Technology Companies Are Behind the Talent Management Times

By Staff Report

Mar. 6, 2008

Technology and telecommunications companies employ outdated tactics for recruiting and retaining talent, according to a new report from professional services firm Deloitte.

The study of more than 150 technology and telecommunications companies in North America found that most firms in those sectors rely on financial incentives to attract and retain employees. But today’s workforce values greater freedom in schedules and control of where and how they work over financial compensation, Deloitte said in the report, released Wednesday, March 5.

“The conflicting perspectives between technology and telecommunications employers and employees suggest that the respondents are significantly challenged in how they capture their fair share of talent in the near term,” Jeffrey Alderton of Deloitte Consulting said in a statement.

The report comes amid mixed signals regarding the technology and telecommunications job market.
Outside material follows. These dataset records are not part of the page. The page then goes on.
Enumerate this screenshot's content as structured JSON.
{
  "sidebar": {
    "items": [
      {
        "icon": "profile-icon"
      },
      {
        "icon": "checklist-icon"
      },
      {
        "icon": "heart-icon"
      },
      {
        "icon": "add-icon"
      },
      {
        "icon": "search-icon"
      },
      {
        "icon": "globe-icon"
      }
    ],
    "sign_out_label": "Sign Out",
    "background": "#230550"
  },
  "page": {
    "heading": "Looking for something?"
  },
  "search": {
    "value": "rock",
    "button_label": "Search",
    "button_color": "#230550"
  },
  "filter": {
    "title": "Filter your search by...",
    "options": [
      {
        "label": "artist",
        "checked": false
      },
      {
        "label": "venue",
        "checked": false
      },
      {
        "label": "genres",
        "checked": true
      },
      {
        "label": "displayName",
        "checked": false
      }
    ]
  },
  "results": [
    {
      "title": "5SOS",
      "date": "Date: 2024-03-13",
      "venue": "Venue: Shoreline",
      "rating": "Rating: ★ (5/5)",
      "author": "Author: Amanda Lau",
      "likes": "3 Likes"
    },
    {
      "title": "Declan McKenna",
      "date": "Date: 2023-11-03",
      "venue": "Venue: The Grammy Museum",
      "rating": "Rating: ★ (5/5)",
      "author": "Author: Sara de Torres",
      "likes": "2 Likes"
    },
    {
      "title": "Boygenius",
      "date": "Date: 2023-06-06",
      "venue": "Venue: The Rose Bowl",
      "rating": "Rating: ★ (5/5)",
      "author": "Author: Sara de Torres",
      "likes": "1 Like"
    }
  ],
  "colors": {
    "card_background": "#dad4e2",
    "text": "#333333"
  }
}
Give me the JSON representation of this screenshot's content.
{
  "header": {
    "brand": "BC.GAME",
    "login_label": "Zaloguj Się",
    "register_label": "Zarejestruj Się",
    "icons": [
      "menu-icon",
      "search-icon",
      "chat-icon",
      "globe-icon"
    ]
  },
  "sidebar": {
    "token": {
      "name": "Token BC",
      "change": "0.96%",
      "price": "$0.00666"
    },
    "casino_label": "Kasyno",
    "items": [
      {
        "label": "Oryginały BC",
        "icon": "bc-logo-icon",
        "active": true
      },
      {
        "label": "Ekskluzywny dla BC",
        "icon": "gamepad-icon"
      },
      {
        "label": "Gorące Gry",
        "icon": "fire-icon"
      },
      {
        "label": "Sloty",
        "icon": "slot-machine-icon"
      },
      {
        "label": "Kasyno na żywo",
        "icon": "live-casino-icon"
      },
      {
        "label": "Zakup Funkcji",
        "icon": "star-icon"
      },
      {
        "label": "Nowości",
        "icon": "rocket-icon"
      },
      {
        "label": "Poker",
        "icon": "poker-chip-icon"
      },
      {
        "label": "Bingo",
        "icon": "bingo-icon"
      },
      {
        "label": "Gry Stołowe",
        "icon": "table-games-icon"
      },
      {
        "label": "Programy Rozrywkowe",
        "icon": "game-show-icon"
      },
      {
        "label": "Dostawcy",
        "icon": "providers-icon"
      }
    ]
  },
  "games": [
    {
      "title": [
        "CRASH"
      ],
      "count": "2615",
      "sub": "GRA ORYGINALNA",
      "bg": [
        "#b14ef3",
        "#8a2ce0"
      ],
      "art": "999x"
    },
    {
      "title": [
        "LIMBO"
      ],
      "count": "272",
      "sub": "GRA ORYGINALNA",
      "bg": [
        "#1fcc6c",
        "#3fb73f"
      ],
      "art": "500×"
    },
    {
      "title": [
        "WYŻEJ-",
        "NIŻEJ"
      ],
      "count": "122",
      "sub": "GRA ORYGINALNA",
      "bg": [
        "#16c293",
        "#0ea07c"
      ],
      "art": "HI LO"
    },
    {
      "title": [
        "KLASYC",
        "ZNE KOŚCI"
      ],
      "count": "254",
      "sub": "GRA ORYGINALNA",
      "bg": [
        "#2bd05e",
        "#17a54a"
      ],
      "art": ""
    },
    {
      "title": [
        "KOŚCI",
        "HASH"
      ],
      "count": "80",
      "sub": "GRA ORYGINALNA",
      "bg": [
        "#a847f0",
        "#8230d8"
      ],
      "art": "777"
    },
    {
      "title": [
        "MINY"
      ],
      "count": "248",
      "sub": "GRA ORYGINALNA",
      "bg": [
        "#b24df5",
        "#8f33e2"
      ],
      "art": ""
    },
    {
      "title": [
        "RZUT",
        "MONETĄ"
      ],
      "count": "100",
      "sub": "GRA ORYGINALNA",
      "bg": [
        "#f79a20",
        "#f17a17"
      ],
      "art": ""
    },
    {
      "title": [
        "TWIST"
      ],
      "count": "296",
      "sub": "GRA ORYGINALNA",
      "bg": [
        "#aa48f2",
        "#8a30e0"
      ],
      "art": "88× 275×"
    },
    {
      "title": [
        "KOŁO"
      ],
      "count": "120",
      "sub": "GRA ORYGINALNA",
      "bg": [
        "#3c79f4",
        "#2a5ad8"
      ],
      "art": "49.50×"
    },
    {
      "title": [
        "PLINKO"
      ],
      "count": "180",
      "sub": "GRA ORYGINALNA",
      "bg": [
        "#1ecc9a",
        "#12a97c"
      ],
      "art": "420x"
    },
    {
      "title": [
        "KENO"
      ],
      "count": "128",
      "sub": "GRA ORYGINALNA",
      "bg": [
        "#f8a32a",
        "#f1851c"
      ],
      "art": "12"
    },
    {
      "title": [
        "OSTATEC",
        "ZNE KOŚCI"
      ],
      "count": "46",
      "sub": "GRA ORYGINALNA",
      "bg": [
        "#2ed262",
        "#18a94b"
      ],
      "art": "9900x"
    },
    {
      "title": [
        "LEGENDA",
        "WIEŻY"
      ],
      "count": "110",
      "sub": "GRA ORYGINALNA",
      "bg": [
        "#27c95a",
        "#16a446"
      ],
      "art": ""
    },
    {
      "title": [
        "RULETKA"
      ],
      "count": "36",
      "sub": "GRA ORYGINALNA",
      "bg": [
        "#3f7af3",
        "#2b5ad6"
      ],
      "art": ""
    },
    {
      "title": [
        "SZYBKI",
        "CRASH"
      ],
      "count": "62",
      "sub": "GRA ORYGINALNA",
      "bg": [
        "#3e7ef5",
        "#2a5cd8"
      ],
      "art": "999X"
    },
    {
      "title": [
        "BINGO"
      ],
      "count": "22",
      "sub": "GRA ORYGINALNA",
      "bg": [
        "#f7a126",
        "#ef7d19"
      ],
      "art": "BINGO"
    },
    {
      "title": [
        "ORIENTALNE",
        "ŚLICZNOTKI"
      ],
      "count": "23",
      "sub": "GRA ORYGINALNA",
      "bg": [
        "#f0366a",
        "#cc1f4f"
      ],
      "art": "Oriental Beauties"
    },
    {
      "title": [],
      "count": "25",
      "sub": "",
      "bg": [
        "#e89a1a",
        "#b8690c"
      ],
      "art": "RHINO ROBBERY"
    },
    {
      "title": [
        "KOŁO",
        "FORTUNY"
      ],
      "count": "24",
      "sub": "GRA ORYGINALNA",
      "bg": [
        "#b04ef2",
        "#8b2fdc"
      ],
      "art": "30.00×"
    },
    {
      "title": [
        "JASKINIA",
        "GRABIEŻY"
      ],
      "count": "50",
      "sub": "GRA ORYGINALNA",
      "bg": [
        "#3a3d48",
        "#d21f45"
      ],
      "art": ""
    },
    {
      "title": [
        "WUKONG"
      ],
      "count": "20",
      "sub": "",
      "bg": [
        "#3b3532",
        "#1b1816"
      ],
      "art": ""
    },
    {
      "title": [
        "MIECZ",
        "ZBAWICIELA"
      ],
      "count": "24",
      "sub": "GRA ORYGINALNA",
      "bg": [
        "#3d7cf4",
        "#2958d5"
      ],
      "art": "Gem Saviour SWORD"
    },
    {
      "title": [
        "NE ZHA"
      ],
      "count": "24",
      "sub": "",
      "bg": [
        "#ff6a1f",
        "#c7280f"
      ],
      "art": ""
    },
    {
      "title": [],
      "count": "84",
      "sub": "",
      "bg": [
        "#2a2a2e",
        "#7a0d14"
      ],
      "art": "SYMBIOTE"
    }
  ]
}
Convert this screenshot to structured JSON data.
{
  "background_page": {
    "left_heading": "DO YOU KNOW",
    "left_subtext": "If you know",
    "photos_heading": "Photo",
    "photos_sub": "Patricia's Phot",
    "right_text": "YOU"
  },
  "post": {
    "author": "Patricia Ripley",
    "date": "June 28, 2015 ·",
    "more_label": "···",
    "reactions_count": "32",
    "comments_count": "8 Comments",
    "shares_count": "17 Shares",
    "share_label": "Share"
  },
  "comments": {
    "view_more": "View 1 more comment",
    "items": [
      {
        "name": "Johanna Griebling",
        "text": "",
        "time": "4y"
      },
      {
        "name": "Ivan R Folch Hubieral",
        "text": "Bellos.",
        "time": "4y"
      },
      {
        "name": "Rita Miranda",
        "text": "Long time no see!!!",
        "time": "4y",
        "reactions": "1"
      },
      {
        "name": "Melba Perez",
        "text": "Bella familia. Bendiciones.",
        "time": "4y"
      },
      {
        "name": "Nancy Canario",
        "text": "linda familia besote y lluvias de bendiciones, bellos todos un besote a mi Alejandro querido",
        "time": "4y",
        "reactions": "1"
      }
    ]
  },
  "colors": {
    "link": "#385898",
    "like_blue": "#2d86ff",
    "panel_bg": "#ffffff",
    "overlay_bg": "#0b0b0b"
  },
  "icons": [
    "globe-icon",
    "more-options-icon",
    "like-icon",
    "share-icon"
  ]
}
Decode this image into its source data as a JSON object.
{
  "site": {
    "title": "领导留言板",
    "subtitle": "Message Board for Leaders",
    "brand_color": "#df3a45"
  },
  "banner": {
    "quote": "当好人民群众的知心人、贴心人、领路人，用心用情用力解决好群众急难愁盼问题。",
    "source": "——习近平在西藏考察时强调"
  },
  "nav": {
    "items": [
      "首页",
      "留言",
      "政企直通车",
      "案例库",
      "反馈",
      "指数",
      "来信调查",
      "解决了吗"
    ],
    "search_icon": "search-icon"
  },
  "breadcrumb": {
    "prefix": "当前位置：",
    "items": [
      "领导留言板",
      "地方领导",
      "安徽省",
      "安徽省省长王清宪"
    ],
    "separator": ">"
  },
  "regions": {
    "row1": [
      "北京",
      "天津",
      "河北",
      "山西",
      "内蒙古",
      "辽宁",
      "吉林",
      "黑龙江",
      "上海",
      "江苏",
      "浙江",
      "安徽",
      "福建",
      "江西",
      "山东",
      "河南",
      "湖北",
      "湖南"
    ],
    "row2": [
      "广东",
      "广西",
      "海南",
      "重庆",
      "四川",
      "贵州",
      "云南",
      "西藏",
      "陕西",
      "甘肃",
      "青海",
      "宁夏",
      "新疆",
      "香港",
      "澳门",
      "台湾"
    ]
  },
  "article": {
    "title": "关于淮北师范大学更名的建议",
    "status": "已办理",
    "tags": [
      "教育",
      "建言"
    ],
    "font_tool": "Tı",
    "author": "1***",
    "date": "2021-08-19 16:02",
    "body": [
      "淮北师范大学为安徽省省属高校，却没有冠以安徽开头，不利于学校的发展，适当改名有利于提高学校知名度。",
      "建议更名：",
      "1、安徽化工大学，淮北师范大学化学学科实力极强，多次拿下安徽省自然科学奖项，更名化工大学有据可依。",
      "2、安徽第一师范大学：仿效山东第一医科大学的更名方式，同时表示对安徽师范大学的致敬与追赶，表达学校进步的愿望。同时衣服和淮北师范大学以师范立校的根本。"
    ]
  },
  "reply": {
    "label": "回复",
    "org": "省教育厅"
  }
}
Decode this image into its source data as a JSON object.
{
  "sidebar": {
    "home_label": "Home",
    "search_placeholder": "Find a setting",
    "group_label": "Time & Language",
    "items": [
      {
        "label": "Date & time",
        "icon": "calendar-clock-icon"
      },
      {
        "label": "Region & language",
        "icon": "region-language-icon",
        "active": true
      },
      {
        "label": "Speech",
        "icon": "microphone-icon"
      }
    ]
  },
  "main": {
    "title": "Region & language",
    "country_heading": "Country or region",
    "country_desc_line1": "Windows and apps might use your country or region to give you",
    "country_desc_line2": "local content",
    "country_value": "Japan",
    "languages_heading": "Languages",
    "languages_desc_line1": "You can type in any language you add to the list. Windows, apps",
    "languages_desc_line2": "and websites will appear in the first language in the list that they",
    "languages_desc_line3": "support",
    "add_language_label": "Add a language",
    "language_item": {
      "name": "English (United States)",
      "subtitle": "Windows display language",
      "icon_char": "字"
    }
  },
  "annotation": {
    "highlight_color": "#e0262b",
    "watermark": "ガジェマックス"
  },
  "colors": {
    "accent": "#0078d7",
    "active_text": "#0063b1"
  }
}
According to the U.S. Department of Labor, U.S. payroll employment in the computer and electronic products sector dipped by 1,200 jobs from December to January, to 1.26 million. Between January 2007 and January 2008, employment in that sector fell by 35,100 jobs. In addition, payroll employment in the telecommunications sector dropped by 9,200 between January 2007 and January 2008, to 1.03 million jobs.

But payroll employment in computer systems design and related services rose by 78,500 between January 2007 and January 2008, to 1.39 million jobs.

The Deloitte survey, conducted last spring, found upbeat hiring expectations. Two-thirds of respondents expect their workforce to grow by at least 6 percent over the next 12 months, and only 6 percent expect their workforce to shrink, Deloitte said.

Even so, technology and telecommunications companies surveyed are generally less worried than companies in other industries about a prolonged global labor crisis, Deloitte said.

“This may be due to the fact that technology and telecommunications companies are considered ‘sexy’ and, therefore, have an easier time attracting talent,” Deloitte said. “It may also be attributable to their younger workforces, which are less affected by baby boomer retirements.”

In the report, Deloitte said that 71 percent of companies surveyed said they use financial rewards and incentives to attract and retain talented employees. That was by far the most-mentioned strategy. Training and development programs, cited by 48 percent of respondents, was second, followed by implementation of career growth plans, mentioned by 36 percent.

Deloitte cast the focus on financial tactics as behind the times. “Workers today aren’t as interested as they used to be in hefty compensation packages and fancy retirement plans,” Deloitte said. “What they really want—more than anything else—is direct and personal control over when, where and how they work.”

The report also argues that young “Millennial” workers aren’t the only ones interested in a significant say over their jobs. “It turns out that recent retirees who are re-entering the workforce want many of the same things as their younger counterparts,” Deloitte says. “So do ‘Gen Xers,’ although they are probably too afraid to ask.”

Many companies have taken steps in the right direction, Deloitte says.

The survey found plans to ramp up such things as mentoring and training. The next step, according to the report, “is for companies to develop such programs as mass career customization that make personalized career development a standard operating practice, rather than a one-off exercise reserved for special circumstances.”